The rock record as a whole, though, does not always record such obvious transitions; the P-T event, as well as the other Big Five mass extinctions, are known only from those animals that actually became preserved in the fossil record. Today, for those animals facing extinction, recent research reports that many are not the kinds of organisms that have a high chance of becoming preserved as fossils. Recent research suggests that modern species loss is happening at a rate unseen over the past 66 million years, since the Cretaceous-Paleogene extinction. “Homo sapiens represent an unparalleled, incredibly dominant force on the landscape,” Looy says.

Amphibians were among the first land animals to be severely affected by modern environmental change. The golden toad of Costa Rica hasn't been seen since 1989. Credit: Charles Smith, U.S. Fish & Wildlife Service.

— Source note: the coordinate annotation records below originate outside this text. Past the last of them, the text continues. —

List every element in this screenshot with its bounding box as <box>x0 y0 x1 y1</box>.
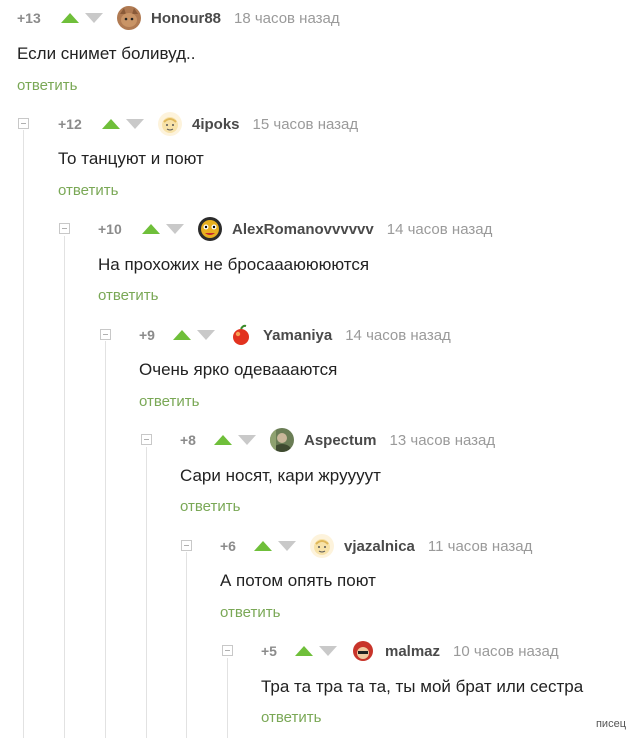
comment-text: Сари носят, кари жруууут <box>180 466 381 485</box>
green-photo-avatar-icon <box>270 428 294 452</box>
timestamp[interactable]: 18 часов назад <box>234 10 340 27</box>
avatar[interactable] <box>351 639 375 663</box>
avatar[interactable] <box>229 323 253 347</box>
cartoon-face-avatar-icon <box>158 112 182 136</box>
comment-header: +9 Yamaniya 14 часов назад <box>139 323 451 347</box>
downvote-icon[interactable] <box>85 13 103 23</box>
reply-link[interactable]: ответить <box>17 77 77 94</box>
thread-line <box>186 552 187 738</box>
downvote-icon[interactable] <box>126 119 144 129</box>
avatar[interactable] <box>310 534 334 558</box>
thread-line <box>146 447 147 738</box>
watermark: писец <box>595 718 626 730</box>
comment-header: +13 Honour88 18 часов назад <box>17 6 340 30</box>
cat-avatar-icon <box>117 6 141 30</box>
downvote-icon[interactable] <box>166 224 184 234</box>
comment-header: +5 malmaz 10 часов назад <box>261 639 559 663</box>
comment-header: +8 Aspectum 13 часов назад <box>180 428 496 452</box>
downvote-icon[interactable] <box>319 646 337 656</box>
thread-line <box>105 341 106 738</box>
red-apple-avatar-icon <box>229 323 253 347</box>
collapse-toggle[interactable] <box>141 434 152 445</box>
avatar[interactable] <box>198 217 222 241</box>
timestamp[interactable]: 14 часов назад <box>345 327 451 344</box>
rating: +6 <box>220 538 236 554</box>
timestamp[interactable]: 11 часов назад <box>428 538 532 555</box>
username[interactable]: vjazalnica <box>344 538 415 555</box>
upvote-icon[interactable] <box>61 13 79 23</box>
reply-link[interactable]: ответить <box>220 604 280 621</box>
red-hair-avatar-icon <box>351 639 375 663</box>
upvote-icon[interactable] <box>295 646 313 656</box>
comment-text: То танцуют и поют <box>58 149 204 168</box>
comment-header: +6 vjazalnica 11 часов назад <box>220 534 532 558</box>
downvote-icon[interactable] <box>278 541 296 551</box>
username[interactable]: 4ipoks <box>192 116 240 133</box>
timestamp[interactable]: 15 часов назад <box>253 116 359 133</box>
username[interactable]: Honour88 <box>151 10 221 27</box>
comment-header: +10 AlexRomanovvvvvv 14 часов назад <box>98 217 493 241</box>
timestamp[interactable]: 10 часов назад <box>453 643 559 660</box>
thread-line <box>23 130 24 738</box>
reply-link[interactable]: ответить <box>180 498 240 515</box>
rating: +8 <box>180 432 196 448</box>
reply-link[interactable]: ответить <box>261 709 321 726</box>
rating: +9 <box>139 327 155 343</box>
comment-header: +12 4ipoks 15 часов назад <box>58 112 359 136</box>
avatar[interactable] <box>158 112 182 136</box>
rating: +12 <box>58 116 82 132</box>
downvote-icon[interactable] <box>238 435 256 445</box>
collapse-toggle[interactable] <box>100 329 111 340</box>
timestamp[interactable]: 14 часов назад <box>387 221 493 238</box>
dark-face-avatar-icon <box>198 217 222 241</box>
upvote-icon[interactable] <box>142 224 160 234</box>
cartoon-face-avatar-icon <box>310 534 334 558</box>
rating: +5 <box>261 643 277 659</box>
upvote-icon[interactable] <box>173 330 191 340</box>
upvote-icon[interactable] <box>254 541 272 551</box>
collapse-toggle[interactable] <box>181 540 192 551</box>
upvote-icon[interactable] <box>214 435 232 445</box>
username[interactable]: AlexRomanovvvvvv <box>232 221 374 238</box>
comment-text: Тра та тра та та, ты мой брат или сестра <box>261 677 584 696</box>
comment-text: На прохожих не бросааaюююются <box>98 255 370 274</box>
avatar[interactable] <box>270 428 294 452</box>
comment-text: Очень ярко одеваааются <box>139 360 338 379</box>
reply-link[interactable]: ответить <box>98 287 158 304</box>
rating: +10 <box>98 221 122 237</box>
collapse-toggle[interactable] <box>18 118 29 129</box>
username[interactable]: Yamaniya <box>263 327 332 344</box>
rating: +13 <box>17 10 41 26</box>
avatar[interactable] <box>117 6 141 30</box>
username[interactable]: Aspectum <box>304 432 377 449</box>
downvote-icon[interactable] <box>197 330 215 340</box>
username[interactable]: malmaz <box>385 643 440 660</box>
upvote-icon[interactable] <box>102 119 120 129</box>
comment-text: Если снимет боливуд.. <box>17 44 196 63</box>
comment-text: А потом опять поют <box>220 571 376 590</box>
reply-link[interactable]: ответить <box>139 393 199 410</box>
thread-line <box>64 236 65 738</box>
collapse-toggle[interactable] <box>59 223 70 234</box>
reply-link[interactable]: ответить <box>58 182 118 199</box>
timestamp[interactable]: 13 часов назад <box>390 432 496 449</box>
collapse-toggle[interactable] <box>222 645 233 656</box>
thread-line <box>227 658 228 738</box>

As the modern extinction unfolds — driven by anthropogenic alteration of the environment — it may help us understand how the P-T extinction itself played out. “I think some of the answers to our P-T questions are going to come from our own understanding of … the chemistry of the atmosphere today,” Wignall says. “We’re starting to see changes that will take hundreds [of years] to a few thousand years to occur.”

The kill mechanisms are the biggest remaining questions. Carbon dioxide emissions appear to be similar in the P-T to what we’re emitting today, but the similarity may end there, Wignall says. “Today we’re not creating the end-Permian mass extinction,” he says. So something more is going on: Either we aren’t emitting as much carbon dioxide today as what happened at the P-T boundary, “or you could argue there are delayed effects,” meaning the full effects of today’s emitted carbon dioxide on the biosphere have yet to manifest. “We just don’t understand, basically,” he says.

One strong similarity between the P-T and modern extinctions, Looy says, may be the possibility that a spike in global temperature contributed to the heightened extinction rates — almost all species disappearing over just tens of thousands of years — during the P-T event. If today’s changes turn out to be similar to those that yielded the P-T event, Gastaldo says, we could one day be facing “similar rates of ecosystem collapse that would be devastating for the smartest and most advanced species on the planet, Homo sapiens.”